A hype occurs when something becomes extremely popular and everyone is talking about it. This happened when Big Data emerged around 2010. Newspapers, magazines, and research papers were full of it, and new businesses were built around the trend. Like most hypes, the Big Data wave eventually faded. It resurfaced briefly at the start of the AI hype, but today the Big Data hype is clearly over. AI has become a standalone phenomenon in the news, even though it still relies on Big Data in many cases.
A hype is usually sparked by the news and amplified by how the public responds to it. When everyone starts talking about a topic, it becomes a hype. Journalists continue producing follow‑up stories until a new topic takes over or there is simply nothing left to report. Alongside media coverage, people begin building businesses around the new trend, and public interest grows as more people want to learn about it. Eventually, however, the excitement fades as people lose interest or become tired of the subject.
Many people believe that Big Data is something only technical experts deal with, but this is not true. Technicians are just one part of the Big Data process and actually a relatively small part. Their main responsibility is storing the data and making it accessible. The real analysis is carried out by researchers and statisticians, or sometimes by software tools such as SPSS, R, or Excel. These tools can be used effectively as long as the person working with Big Data understands statistics and the project is not groundbreaking research or part of a large company with dedicated specialists for every stage of the research process.
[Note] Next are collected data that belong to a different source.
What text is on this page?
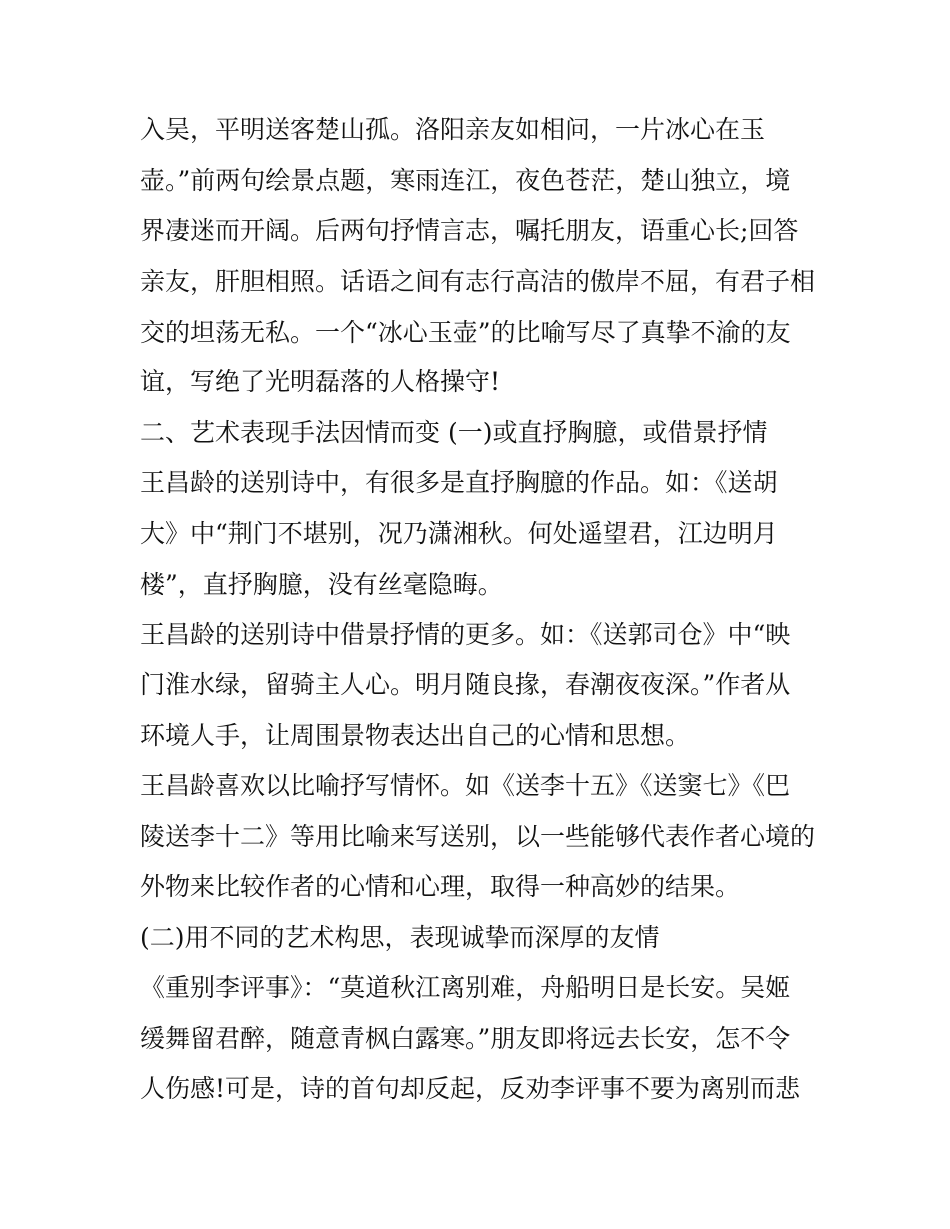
入吴，平明送客楚山孤。洛阳亲友如相问，一片冰心在玉
壶。”前两句绘景点题，寒雨连江，夜色苍茫，楚山独立，境
界凄迷而开阔。后两句抒情言志，嘱托朋友，语重心长;回答
亲友，肝胆相照。话语之间有志行高洁的傲岸不屈，有君子相
交的坦荡无私。一个“冰心玉壶”的比喻写尽了真挚不渝的友
谊，写绝了光明磊落的人格操守!
二、艺术表现手法因情而变 (一)或直抒胸臆，或借景抒情
王昌龄的送别诗中，有很多是直抒胸臆的作品。如：《送胡
大》中“荆门不堪别，况乃潇湘秋。何处遥望君，江边明月
楼”，直抒胸臆，没有丝毫隐晦。
王昌龄的送别诗中借景抒情的更多。如：《送郭司仓》中“映
门淮水绿，留骑主人心。明月随良掾，春潮夜夜深。”作者从
环境人手，让周围景物表达出自己的心情和思想。
王昌龄喜欢以比喻抒写情怀。如《送李十五》《送窦七》《巴
陵送李十二》等用比喻来写送别，以一些能够代表作者心境的
外物来比较作者的心情和心理，取得一种高妙的结果。
(二)用不同的艺术构思，表现诚挚而深厚的友情
《重别李评事》：“莫道秋江离别难，舟船明日是长安。吴姬
缓舞留君醉，随意青枫白露寒。”朋友即将远去长安，怎不令
人伤感!可是，诗的首句却反起，反劝李评事不要为离别而悲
White papers were published describing how Big Data could be used and what risks it carried. The term Big Data refers to a period in business and technology when the amount of consumer data grew explosively (Centric Consulting, 2024). Companies began storing all data simply because it was possible to store and measure it. Big Data was presented as the solution to every financial, medical, scientific, and social problem known to humankind. All it would take was a big pile of data and some way to process it all (Bellemare, 2023). Big Data did help solve certain issues, but as researchers tackled more complex problems, it became clear that data reliability and completeness were major obstacles that needed to be addressed first. As a result, Big Data shifted from being a grand promise to becoming the routine, (boring) everyday work of researchers, statisticians, journalists, medical professionals, marketers, and many others.
Big Data appears in archives, medical records, marketing, business, and many other places. Because these datasets are not stored in one central location, no one ever truly knows when the data is complete. New information may be discovered elsewhere and added later, while unreliable data may be removed. These characteristics are part of what define Big Data. In addition, Big Data is often described using the five V’s: Volume, Variety, Velocity, Value, and Veracity. Initially, Big Data was defined by only the first three, but over time two more characteristics were added to capture its full complexity.
Bellemare, A. (2023) Whatever Happened to Big Data? https://www.confluent.io/blog/what-happened-to-big-data/, bezocht op 24 juni 2026.
Capella, G.M. & Hidajattoellah, D. (2018) Big Data cursus Laudius.
Centric Consulting (2024) “Big Data” Gone Missing: What the Heck Happened to This Viral Business Trend? https://medium.com/centric-tech-views/big-data-gone-missing-what-the-heck-happened-to-this-viral-business-trend-f557671b881d, bezocht op 24 juni 2026.
Zee, B. van der & Zee, W. van der (2020) Succes met Big Data. Van Duren Media, Meppel.